PRESIDENT'S ESSAY
Huguenots and noble savages
POSTED
December 24, 2010

In an essay in Stephen Greenblatt’s New World Encounters (Representations Books, 6) , Frank Lestringant examines the work of Huguenot adventurer Jean de Lery, whose Histoire d’un voyage faict en la terre du Bresil (1578) influenced Locke, Bayle, Diderot, and Rousseau and was, in Levi-Strauss’s words, the “breviary of the ethnologist.”

Lestringant notes that the “Huguenot corpus on America” worked on two main themes: “a denunciation of the crimes of the Spanish conquest,” dependent on Las Casas, and “a defense of the free and happy savage, whom the bloody conquerors should have left to his native ignorance, even at the risk of his eternal damnation.” Anti-Spanish, anti-Catholic Protestants contributed mightily, it seems, to the development of the myth of the noble savage.

Lery’s own work was more complex.

On the one hand, Lery had concluded that the “American savages” were beyond redemption. Despite all efforts, they would not convert. But that meant that the Spanish should leave them alone, since the only valid excuse for occupying their lands was evangelization, and that was not going to happen.

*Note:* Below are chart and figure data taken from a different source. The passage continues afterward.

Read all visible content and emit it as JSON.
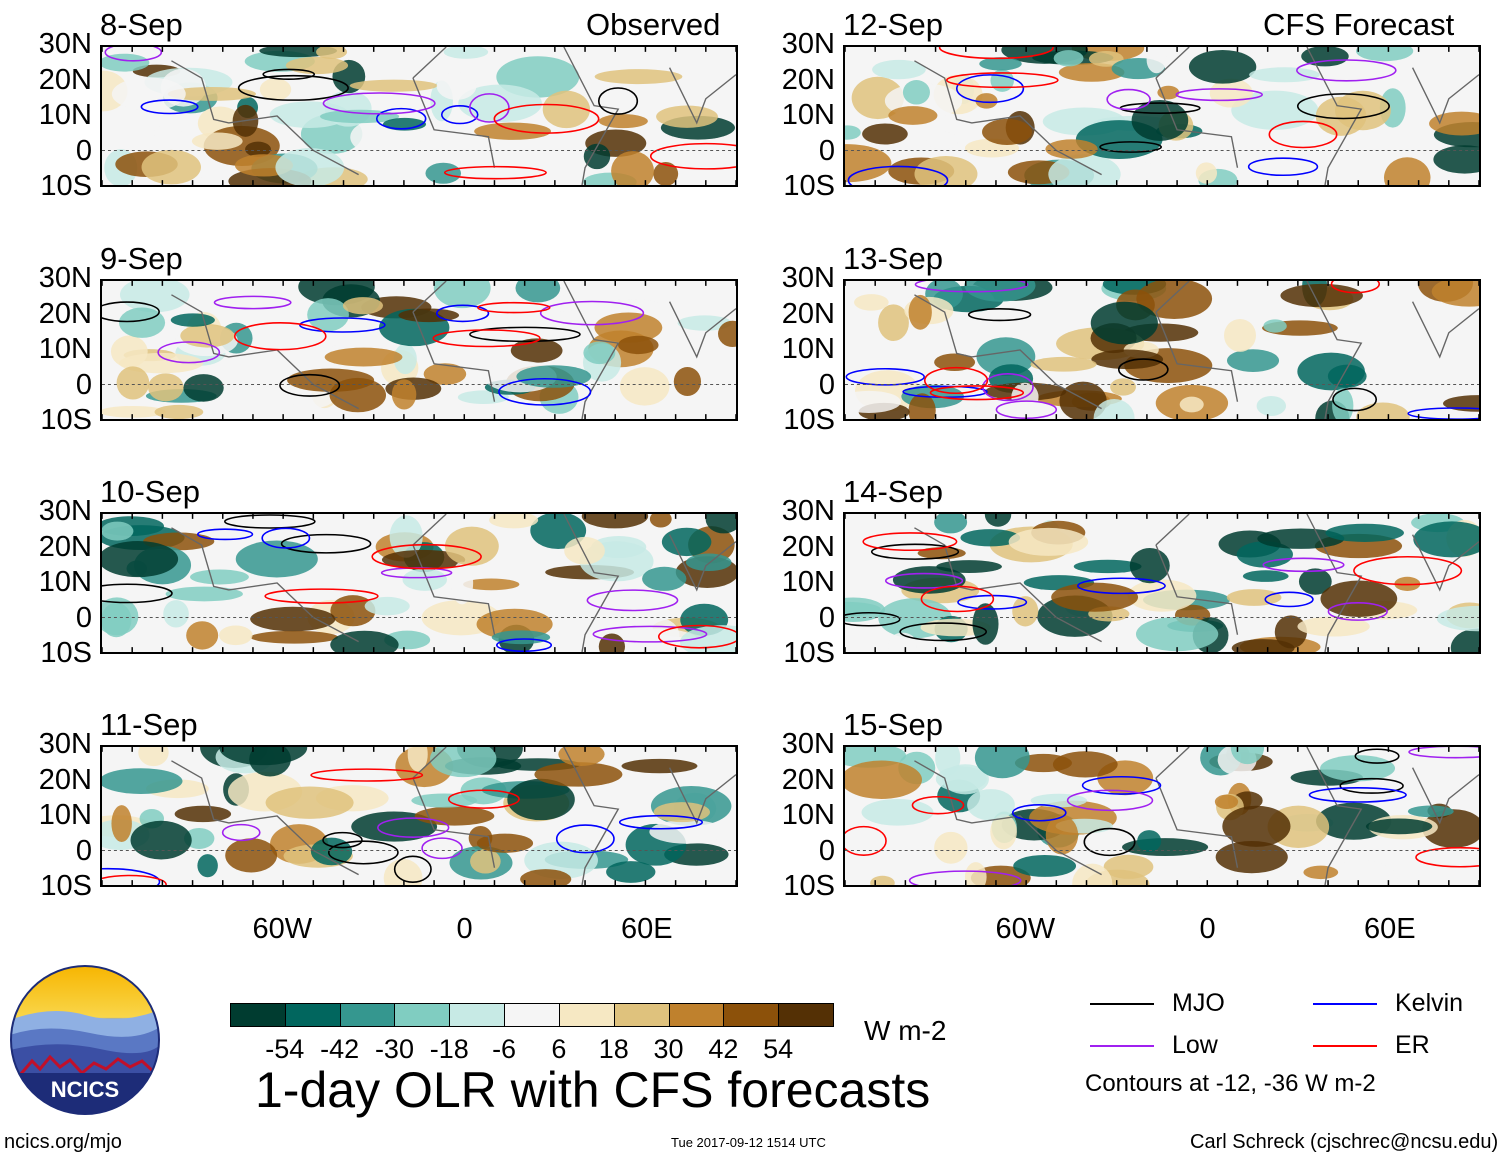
{
  "figure": {
    "title": "1-day OLR with CFS forecasts",
    "left_header": "Observed",
    "right_header": "CFS Forecast",
    "footer_left": "ncics.org/mjo",
    "footer_center": "Tue 2017-09-12 1514 UTC",
    "footer_right": "Carl Schreck (cjschrec@ncsu.edu)",
    "logo_text": "NCICS",
    "units": "W m-2",
    "contour_note": "Contours at -12, -36 W m-2"
  },
  "chart_data": {
    "type": "heatmap",
    "title": "1-day OLR with CFS forecasts",
    "lat_ticks": [
      "30N",
      "20N",
      "10N",
      "0",
      "10S"
    ],
    "lon_ticks": [
      "60W",
      "0",
      "60E"
    ],
    "lat_range": [
      -10,
      30
    ],
    "lon_range": [
      -120,
      90
    ],
    "observed_dates": [
      "8-Sep",
      "9-Sep",
      "10-Sep",
      "11-Sep"
    ],
    "forecast_dates": [
      "12-Sep",
      "13-Sep",
      "14-Sep",
      "15-Sep"
    ],
    "colorbar": {
      "unit": "W m-2",
      "labels": [
        "-54",
        "-42",
        "-30",
        "-18",
        "-6",
        "6",
        "18",
        "30",
        "42",
        "54"
      ],
      "colors": [
        "#003c30",
        "#01665e",
        "#35978f",
        "#80cdc1",
        "#c7eae5",
        "#f5f5f5",
        "#f6e8c3",
        "#dfc27d",
        "#bf812d",
        "#8c510a",
        "#543005"
      ]
    },
    "legend": [
      {
        "name": "MJO",
        "color": "#000000"
      },
      {
        "name": "Kelvin",
        "color": "#0000ff"
      },
      {
        "name": "Low",
        "color": "#a020f0"
      },
      {
        "name": "ER",
        "color": "#ff0000"
      }
    ],
    "contour_levels": [
      -12,
      -36
    ]
  }
}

Thus, Lery combined this grim prognosis of the future of American missions with a strongly anti-colonialist stance. And, Lery had sincere admiration for the savages, who had not been “monstrous or prodigious towards us.” Their virtues put the Europeans to shame. As Lestringant puts it, “The Indian, admirable in everything but for the notable exception of religion, was saved in this life but lost in the next.”

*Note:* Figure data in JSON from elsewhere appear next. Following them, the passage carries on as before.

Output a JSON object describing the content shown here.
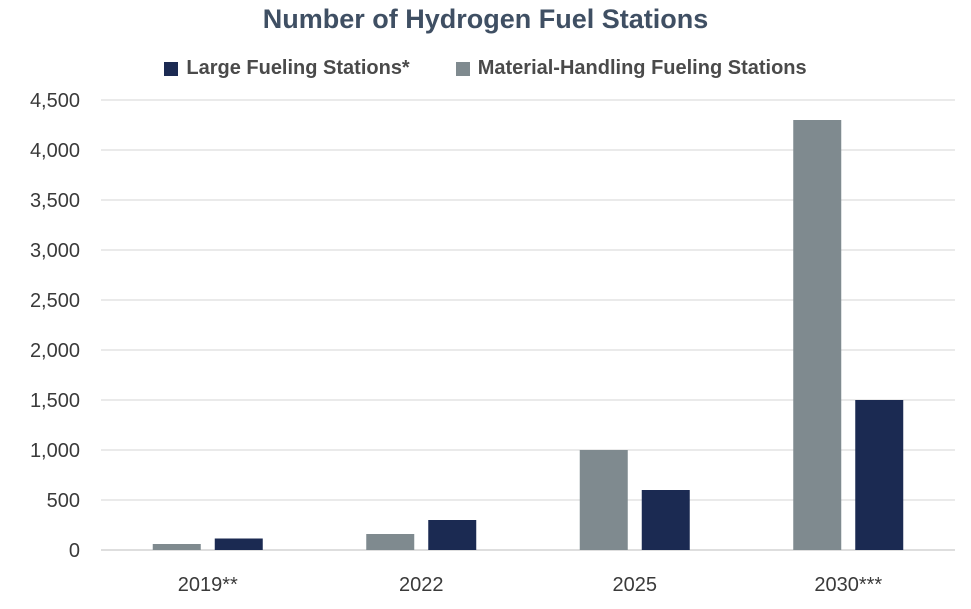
{
  "chart_data": {
    "type": "bar",
    "title": "Number of Hydrogen Fuel Stations",
    "categories": [
      "2019**",
      "2022",
      "2025",
      "2030***"
    ],
    "series": [
      {
        "name": "Material-Handling Fueling Stations",
        "color": "#7f8a8f",
        "values": [
          60,
          160,
          1000,
          4300
        ]
      },
      {
        "name": "Large Fueling Stations*",
        "color": "#1b2a52",
        "values": [
          115,
          300,
          600,
          1500
        ]
      }
    ],
    "legend_order": [
      1,
      0
    ],
    "legend_position": "top",
    "ylim": [
      0,
      4500
    ],
    "yticks": [
      0,
      500,
      1000,
      1500,
      2000,
      2500,
      3000,
      3500,
      4000,
      4500
    ],
    "ytick_labels": [
      "0",
      "500",
      "1,000",
      "1,500",
      "2,000",
      "2,500",
      "3,000",
      "3,500",
      "4,000",
      "4,500"
    ],
    "grid": true,
    "xlabel": "",
    "ylabel": ""
  }
}
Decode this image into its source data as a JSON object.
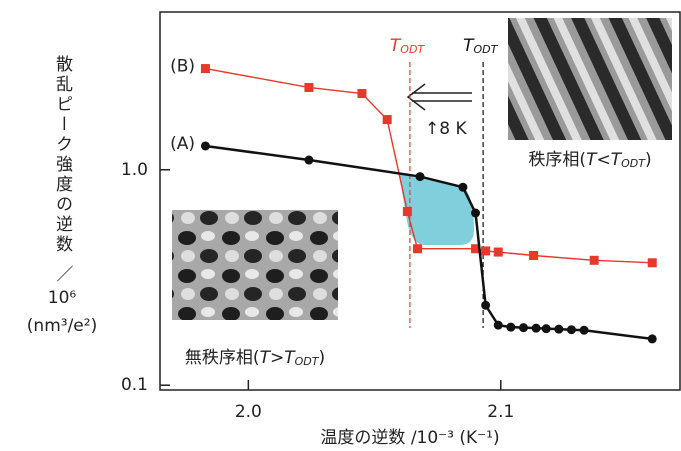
{
  "chart_data": {
    "type": "line",
    "y_label": [
      "散乱ピーク強度の逆数",
      "／",
      "10⁶",
      "(nm³/e²)"
    ],
    "x_label": "温度の逆数 /10⁻³ (K⁻¹)",
    "log_y": true,
    "xlim": [
      1.965,
      2.171
    ],
    "ylim": [
      0.095,
      5.4
    ],
    "xticks": [
      {
        "value": 2,
        "label": "2.0"
      },
      {
        "value": 2.1,
        "label": "2.1"
      }
    ],
    "yticks": [
      0.1,
      {
        "value": 1,
        "label": "1.0"
      }
    ],
    "series": [
      {
        "name": "(B)",
        "color": "#e8382b",
        "marker": "square",
        "x": [
          1.983,
          2.024,
          2.045,
          2.055,
          2.063,
          2.067,
          2.09,
          2.094,
          2.099,
          2.113,
          2.137,
          2.16
        ],
        "values": [
          2.95,
          2.41,
          2.26,
          1.71,
          0.64,
          0.43,
          0.43,
          0.42,
          0.415,
          0.4,
          0.38,
          0.37
        ]
      },
      {
        "name": "(A)",
        "color": "#111111",
        "marker": "circle",
        "x": [
          1.983,
          2.024,
          2.068,
          2.085,
          2.09,
          2.094,
          2.099,
          2.104,
          2.109,
          2.114,
          2.118,
          2.123,
          2.128,
          2.133,
          2.16
        ],
        "values": [
          1.29,
          1.11,
          0.93,
          0.83,
          0.63,
          0.235,
          0.19,
          0.186,
          0.185,
          0.184,
          0.183,
          0.182,
          0.181,
          0.18,
          0.164
        ]
      }
    ],
    "transitions": [
      {
        "text": "T",
        "sub": "ODT",
        "x": 2.064,
        "color": "#e8382b"
      },
      {
        "text": "T",
        "sub": "ODT",
        "x": 2.093,
        "color": "#111111"
      }
    ],
    "shift_label": "↑8 K",
    "ordered_caption": {
      "main": "秩序相(",
      "italic": "T<T",
      "sub": "ODT",
      "end": ")"
    },
    "disordered_caption": {
      "main": "無秩序相(",
      "italic": "T>T",
      "sub": "ODT",
      "end": ")"
    }
  }
}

Lery’s book had a mixed legacy. Many readers oversimplified and developed the “noble savage” elements that were part of his work. Others noted that the lack of religion among the Indians opened the possibility of atheist peoples, a revolutionary idea at the time. Most ignored the centrality of his religious concerns, and this, Lestringant says, makes the book pointless: “Once the omnipresent curse springing from original sin is left out of Lery, what remains of the poignancy of condemned children? His remarks become insipid when deprived of their theological dimension. The ambiguous myth of exile on earth of Eden becomes reduced to a philosophical novelette.”